実際に病院選びを行うときに大事なことは「自分(家族)が何を重視しているのか」ということを確認しておくことです。


不動産物件を選ぶときのことを考えてみてください。買い物しやすさや駅からの近さを重視するのか、多少不便でもクルマを使うので自然環境の良いところがいいのかによって、そもそも候補となる物件が違ってくるはずです。



病院選びも考え方は同じだということです。


自分が本来は自然環境の豊かさを重視しているのに、繁華街に近い物件を選んでそういった要望を訴えても、それはちょっと難しいでしょう。

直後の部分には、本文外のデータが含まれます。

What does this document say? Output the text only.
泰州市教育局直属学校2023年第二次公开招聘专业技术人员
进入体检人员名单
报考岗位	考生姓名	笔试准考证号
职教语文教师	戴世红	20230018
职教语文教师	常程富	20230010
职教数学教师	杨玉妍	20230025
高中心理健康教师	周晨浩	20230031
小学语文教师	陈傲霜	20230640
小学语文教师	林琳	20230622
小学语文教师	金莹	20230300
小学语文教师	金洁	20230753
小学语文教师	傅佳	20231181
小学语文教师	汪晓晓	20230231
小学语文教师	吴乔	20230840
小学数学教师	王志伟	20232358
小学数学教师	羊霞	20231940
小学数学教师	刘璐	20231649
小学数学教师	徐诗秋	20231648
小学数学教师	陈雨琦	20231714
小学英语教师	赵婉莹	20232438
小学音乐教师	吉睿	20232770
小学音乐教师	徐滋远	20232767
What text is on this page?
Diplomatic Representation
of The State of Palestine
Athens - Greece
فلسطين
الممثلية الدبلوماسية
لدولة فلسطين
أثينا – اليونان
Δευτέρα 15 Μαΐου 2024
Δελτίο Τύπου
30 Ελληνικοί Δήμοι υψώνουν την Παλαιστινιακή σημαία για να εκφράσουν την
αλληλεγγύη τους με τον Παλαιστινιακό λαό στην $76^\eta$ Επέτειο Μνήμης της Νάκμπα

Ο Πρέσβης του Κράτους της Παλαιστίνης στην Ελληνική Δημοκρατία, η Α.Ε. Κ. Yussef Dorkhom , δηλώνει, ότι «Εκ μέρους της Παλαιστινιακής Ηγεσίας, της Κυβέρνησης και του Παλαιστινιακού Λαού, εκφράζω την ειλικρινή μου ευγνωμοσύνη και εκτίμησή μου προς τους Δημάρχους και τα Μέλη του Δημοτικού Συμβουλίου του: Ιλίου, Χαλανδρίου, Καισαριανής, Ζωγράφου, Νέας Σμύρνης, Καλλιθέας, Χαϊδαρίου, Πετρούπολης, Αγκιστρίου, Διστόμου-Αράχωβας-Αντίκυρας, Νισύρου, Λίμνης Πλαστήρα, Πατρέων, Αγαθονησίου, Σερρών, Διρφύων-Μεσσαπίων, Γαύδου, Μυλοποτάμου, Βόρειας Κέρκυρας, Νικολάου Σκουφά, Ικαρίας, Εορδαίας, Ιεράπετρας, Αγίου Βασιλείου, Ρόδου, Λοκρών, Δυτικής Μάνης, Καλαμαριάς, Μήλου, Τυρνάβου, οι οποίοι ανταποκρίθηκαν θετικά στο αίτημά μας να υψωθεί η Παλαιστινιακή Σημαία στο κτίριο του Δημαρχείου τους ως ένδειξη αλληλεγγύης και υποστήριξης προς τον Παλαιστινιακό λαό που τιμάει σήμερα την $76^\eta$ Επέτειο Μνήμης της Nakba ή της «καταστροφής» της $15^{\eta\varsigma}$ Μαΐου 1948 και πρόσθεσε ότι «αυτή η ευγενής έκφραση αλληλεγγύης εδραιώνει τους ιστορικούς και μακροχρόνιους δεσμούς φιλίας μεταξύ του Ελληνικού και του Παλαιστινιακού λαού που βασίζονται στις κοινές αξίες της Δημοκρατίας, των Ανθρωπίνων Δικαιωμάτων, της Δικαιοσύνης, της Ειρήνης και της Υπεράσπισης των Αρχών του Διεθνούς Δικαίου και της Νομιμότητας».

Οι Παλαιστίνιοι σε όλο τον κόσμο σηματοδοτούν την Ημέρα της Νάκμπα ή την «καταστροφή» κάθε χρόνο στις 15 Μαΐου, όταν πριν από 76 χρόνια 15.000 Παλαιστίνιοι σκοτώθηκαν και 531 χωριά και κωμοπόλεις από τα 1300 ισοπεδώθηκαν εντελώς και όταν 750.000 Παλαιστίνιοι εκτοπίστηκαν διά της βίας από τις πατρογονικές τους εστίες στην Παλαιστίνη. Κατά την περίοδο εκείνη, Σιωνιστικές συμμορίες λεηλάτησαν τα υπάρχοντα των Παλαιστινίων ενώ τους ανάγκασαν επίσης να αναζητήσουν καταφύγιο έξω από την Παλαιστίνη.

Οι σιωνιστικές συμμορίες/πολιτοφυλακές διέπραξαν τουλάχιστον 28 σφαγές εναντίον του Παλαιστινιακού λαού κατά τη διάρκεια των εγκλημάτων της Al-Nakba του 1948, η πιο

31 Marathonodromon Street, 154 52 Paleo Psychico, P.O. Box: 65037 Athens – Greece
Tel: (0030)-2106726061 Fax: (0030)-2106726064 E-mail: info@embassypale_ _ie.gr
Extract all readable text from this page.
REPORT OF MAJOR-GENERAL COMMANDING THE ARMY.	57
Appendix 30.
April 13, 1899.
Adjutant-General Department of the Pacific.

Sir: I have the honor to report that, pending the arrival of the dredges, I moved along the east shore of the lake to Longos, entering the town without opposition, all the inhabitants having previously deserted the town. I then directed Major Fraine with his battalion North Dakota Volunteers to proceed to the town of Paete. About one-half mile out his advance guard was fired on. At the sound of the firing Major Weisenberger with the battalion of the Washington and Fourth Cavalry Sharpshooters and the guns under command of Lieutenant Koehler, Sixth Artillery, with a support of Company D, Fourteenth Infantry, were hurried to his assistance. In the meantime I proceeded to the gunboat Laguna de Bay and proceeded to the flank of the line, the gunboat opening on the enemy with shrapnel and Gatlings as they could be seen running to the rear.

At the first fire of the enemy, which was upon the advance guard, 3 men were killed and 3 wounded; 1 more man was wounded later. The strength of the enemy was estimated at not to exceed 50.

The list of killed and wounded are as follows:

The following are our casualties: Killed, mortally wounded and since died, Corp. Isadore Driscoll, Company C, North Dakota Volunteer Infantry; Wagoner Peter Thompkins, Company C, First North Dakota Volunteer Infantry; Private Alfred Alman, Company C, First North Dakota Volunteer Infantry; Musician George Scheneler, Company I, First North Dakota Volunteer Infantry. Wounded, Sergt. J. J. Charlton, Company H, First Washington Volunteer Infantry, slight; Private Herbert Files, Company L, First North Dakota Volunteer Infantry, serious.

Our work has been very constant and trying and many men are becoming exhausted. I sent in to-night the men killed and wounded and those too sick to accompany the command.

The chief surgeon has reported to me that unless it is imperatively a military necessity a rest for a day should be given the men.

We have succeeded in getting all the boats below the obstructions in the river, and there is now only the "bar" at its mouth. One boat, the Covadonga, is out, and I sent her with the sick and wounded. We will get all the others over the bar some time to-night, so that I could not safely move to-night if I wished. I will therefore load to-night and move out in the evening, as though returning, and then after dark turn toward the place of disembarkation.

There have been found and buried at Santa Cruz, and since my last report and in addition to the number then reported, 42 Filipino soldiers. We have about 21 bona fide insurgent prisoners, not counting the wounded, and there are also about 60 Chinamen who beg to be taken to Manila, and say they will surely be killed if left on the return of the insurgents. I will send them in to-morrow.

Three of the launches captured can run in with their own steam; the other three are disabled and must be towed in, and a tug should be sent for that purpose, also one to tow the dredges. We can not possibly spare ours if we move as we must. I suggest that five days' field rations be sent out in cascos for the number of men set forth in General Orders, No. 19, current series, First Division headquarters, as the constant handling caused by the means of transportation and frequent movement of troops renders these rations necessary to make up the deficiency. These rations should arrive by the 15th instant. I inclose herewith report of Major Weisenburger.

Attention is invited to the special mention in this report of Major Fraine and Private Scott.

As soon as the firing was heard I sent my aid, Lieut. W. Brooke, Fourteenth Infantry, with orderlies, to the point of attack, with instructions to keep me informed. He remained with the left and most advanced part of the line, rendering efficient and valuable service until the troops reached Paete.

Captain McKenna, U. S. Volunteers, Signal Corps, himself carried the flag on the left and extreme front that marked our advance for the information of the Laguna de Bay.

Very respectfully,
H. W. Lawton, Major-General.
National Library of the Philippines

病院選びの際に重視されるものには、つぎのようなものが考えられます。


・治療実績が安定している

・入院期間ができるだけ短いほうがいい

・治療中も生活の質(QOL)を維持したい

・体に負担の大きい治療方法は避けたい

・スタッフのホスピタリティが高い

・医師やスタッフとのコミュニケーションがとりやすい


こういった自分の思いや条件を書き出して、それぞれに「理由」も明確にしておくことで病院選びに迷ったときに「この点は譲れない」「ここは妥協してもいい」というような判断がしやすくなります。


すべてを満たす完璧な病院というのはなかなか難しいかもしれません。

ですが、まったく自分が求めるものを明確にしていないまま「とりあえず、良さそうなところ」というような病院選びをしてしまうと、ほとんどの場合、あとから大きな後悔をすることになります。